Aereo image
The Supreme Court dealt a death blow to Aereo with April's ruling that the streaming service infringed upon broadcast copyrights. Aereo.com

The U.S. Supreme Court has ruled 6-3 that Aereo, the television streaming service, is illegal on the grounds that it violates the copyright of U.S. broadcasters by capturing their over-the-air signal and “rebroadcasting” it for a fee.

Wednesday’s ruling marked the culmination of a two-year legal tussle between major U.S. broadcasters and Aereo, which rents small antennas out to customers that make it possible to stream a signal on their computer, smartphone or other devices such as a Roku or Apple TV. Aereo has argued that, because it assigns thousands of tiny aerials to customers, it is simply renting antennas, not infringing on any content.

Read the complete Supreme Court ruling here.

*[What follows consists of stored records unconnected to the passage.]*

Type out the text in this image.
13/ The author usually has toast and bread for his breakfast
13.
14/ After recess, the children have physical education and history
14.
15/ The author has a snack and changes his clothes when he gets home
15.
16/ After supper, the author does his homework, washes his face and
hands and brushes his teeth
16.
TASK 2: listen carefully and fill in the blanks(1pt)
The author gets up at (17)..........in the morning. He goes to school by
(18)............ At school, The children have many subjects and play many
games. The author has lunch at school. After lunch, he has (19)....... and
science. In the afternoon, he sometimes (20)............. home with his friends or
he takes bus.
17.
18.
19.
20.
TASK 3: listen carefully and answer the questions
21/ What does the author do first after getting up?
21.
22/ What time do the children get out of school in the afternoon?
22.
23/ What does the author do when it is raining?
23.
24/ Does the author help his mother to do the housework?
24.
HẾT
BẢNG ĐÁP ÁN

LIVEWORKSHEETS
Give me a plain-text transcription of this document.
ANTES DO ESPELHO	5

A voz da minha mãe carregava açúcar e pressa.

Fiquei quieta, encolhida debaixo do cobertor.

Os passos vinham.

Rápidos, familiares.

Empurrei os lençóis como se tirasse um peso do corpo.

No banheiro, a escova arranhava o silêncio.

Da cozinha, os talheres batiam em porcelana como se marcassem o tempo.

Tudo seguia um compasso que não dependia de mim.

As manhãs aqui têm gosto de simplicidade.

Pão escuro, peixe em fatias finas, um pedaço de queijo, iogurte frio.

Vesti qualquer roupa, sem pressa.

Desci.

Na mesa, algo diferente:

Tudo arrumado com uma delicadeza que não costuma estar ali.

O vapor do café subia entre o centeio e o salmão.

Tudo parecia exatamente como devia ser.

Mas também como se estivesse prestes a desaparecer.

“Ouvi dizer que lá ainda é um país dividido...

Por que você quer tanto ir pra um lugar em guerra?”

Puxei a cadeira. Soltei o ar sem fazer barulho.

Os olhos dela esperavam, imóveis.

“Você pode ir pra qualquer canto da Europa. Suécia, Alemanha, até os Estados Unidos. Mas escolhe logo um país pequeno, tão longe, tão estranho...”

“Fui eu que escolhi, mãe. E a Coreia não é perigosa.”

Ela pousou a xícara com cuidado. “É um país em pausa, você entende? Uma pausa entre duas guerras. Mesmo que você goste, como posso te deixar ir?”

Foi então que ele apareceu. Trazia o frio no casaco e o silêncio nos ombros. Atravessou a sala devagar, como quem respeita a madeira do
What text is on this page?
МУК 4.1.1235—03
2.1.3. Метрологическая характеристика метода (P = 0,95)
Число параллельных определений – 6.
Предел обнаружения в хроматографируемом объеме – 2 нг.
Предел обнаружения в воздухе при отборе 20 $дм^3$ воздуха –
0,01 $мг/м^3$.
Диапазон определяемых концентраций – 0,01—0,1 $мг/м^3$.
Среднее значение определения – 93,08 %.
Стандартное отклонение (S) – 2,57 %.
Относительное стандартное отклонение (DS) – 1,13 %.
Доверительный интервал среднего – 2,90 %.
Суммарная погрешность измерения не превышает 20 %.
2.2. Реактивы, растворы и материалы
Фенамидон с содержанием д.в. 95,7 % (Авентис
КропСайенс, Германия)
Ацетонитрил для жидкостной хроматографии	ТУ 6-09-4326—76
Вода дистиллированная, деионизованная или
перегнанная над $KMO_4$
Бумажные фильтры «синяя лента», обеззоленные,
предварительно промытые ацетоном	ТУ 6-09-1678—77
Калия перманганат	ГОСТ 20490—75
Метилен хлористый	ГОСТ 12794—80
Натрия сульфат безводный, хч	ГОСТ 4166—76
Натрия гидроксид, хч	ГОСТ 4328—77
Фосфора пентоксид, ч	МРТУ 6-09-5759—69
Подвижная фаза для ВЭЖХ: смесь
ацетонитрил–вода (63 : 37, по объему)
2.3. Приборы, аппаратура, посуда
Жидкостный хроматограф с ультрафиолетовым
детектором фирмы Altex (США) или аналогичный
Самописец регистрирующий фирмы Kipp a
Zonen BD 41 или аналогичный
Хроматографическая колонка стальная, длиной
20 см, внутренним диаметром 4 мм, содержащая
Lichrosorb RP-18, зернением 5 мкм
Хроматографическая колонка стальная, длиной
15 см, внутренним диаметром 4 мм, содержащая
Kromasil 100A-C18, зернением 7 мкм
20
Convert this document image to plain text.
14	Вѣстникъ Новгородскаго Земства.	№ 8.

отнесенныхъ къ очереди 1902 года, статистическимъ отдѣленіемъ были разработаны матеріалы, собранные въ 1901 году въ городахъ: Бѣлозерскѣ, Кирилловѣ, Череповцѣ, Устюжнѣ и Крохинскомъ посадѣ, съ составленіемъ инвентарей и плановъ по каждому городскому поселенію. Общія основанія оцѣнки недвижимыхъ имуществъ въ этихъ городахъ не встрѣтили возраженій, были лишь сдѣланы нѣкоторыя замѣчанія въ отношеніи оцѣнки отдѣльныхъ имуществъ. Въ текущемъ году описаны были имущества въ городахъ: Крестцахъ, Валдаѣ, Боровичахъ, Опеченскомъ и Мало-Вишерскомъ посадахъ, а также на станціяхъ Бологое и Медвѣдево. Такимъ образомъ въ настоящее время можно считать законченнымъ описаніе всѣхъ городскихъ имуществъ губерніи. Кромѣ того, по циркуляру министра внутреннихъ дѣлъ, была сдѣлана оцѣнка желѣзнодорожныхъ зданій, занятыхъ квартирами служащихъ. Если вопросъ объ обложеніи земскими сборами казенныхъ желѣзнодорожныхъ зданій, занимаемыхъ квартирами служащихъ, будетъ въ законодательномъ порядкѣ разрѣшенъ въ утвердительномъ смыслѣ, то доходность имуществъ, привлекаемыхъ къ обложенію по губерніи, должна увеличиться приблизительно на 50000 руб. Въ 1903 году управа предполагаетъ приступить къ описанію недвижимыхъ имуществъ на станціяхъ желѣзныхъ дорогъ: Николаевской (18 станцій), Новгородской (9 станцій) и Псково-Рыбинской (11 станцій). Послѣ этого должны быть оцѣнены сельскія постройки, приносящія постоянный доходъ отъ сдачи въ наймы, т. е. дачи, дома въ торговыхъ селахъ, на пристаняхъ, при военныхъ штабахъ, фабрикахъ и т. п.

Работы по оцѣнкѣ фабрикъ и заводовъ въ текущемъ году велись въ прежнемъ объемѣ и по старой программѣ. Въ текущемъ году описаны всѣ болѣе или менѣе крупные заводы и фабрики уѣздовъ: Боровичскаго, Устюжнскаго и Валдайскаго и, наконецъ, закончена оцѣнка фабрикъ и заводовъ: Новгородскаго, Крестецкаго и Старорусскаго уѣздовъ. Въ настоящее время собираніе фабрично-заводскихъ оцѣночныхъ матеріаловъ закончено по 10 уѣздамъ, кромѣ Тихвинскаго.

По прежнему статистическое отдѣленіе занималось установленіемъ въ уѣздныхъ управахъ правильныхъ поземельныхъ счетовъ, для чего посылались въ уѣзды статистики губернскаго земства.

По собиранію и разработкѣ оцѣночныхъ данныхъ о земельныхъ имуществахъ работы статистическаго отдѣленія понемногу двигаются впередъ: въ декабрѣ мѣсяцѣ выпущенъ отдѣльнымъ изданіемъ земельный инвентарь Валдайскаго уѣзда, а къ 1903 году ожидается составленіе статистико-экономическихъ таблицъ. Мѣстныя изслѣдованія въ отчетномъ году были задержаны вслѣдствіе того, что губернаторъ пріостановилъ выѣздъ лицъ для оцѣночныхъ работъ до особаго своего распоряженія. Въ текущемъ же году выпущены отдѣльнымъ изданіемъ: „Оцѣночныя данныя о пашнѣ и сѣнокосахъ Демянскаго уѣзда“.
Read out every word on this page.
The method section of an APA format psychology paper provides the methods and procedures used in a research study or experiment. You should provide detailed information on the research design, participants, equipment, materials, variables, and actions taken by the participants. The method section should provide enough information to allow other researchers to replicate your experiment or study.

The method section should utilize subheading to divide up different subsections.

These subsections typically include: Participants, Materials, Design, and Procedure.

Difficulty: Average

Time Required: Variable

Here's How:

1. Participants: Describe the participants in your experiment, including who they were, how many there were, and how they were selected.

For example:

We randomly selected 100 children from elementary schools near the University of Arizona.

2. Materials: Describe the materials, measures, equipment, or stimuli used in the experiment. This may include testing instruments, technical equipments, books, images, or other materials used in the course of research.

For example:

The company, which charged customers between $8 and $20 a month for a service that also included a cloud-based digital recorder, made it possible for customers to consumer cable content while paying a fraction of the bill. Aereo did not pay royalty fees to media conglomerates whose signals it redistributes.

A number of major broadcasters had warned that they would pull their stations off the air and begin a subscription-only service if Aereo was deemed legal, with the National Football League and Major League Baseball among the leagues that threatened to jump from the broadcast networks to cable channels.

Justice Stephen Breyer wrote the opinion for the court, explaining that the justices examined if Aereo’s service constituted a performance and, if so, was that performance public? The majority answered yes to both while noting that the startup presented an “overwhelming likeness” to the small cable companies that were targeted by amendments to the Copyright Act in 1976.

“The subscribers to whom Aereo transmits television programs constitute ‘the public.’ Aereo communicates the same contemporaneously perceptible images and sounds to a large number of people who are unrelated and unknown to each other,” Breyer wrote. “This matters because, although the Act does not define ‘the public,’ it specifies that an entity performs publicly when it performs at ‘any place where a substantial number of persons outside of a normal circle of a family and its social acquaintances gathered.’ Ibid. the Act thereby suggests that ‘the public’ consists of a large group of people outside of a family and friends.”

Aereo launched out of New York City in 2012 and has since spread to a number of major U.S. cities. Lower courts have issued contradictory rulings on the matter, but Aereo attorneys have maintained that the service was designed to avoid the perception that it constituted a public performance.

When a customer selected a show or movie to watch, Aereo assigned a single, penny-sized antenna to the customer’s chosen station. That signal was then sent to a video recorder that broadcast a stream of that program to the customer.

“Today’s decision is a victory for consumers,” said Paul Clement, the attorney representing the broadcasters. “The court has sent a clear message that it will uphold the letter and spirit of the law just as Congress intended.”

The Obama administration lent its support to the broadcasters but advised that if the service was found to be illegal, the court “should not call into question the legitimacy of businesses that use the Internet to provide new ways for consumers to store, hear and view their own lawfully acquired copies of copyrighted works.”

Justice Antonin Scalia penned the dissent and was joined in his opinion by Justices Clarence Thomas and Samuel Alito.

“A comparison between copy shops and video-on-demand services illustrates the point,” Scalia wrote. “A copy shop rents out photocopiers on a per-use basis. One customer might copy his 10-year-old’s drawings – a perfectly lawful thing to do – while another might duplicate a famous artist’s copyrighted photographs – a use clearly prohibited… Either way, the customer chooses the content and activates the copying function; the photocopier does nothing except in response to the customer’s commands. Because the shop plays no role in selecting the content, it cannot be held directly liable when a customer makes an infringing copy.”

Aereo CEO and founder Chet Kanojia said in a statement that the court’s decision is “a massive setback [for] the American consumer.”

“We’ve said all along that we worked diligently to create a technology that complies with the law, but today’s decision clearly states that how the technology works does not matter. This sends a chilling message to the technology industry,” Kanojia said.

“We are disappointed in the outcome, but our work is not done. We will continue to fight for our consumers and fight to create innovate technologies that have a meaningful and positive impact on our world.”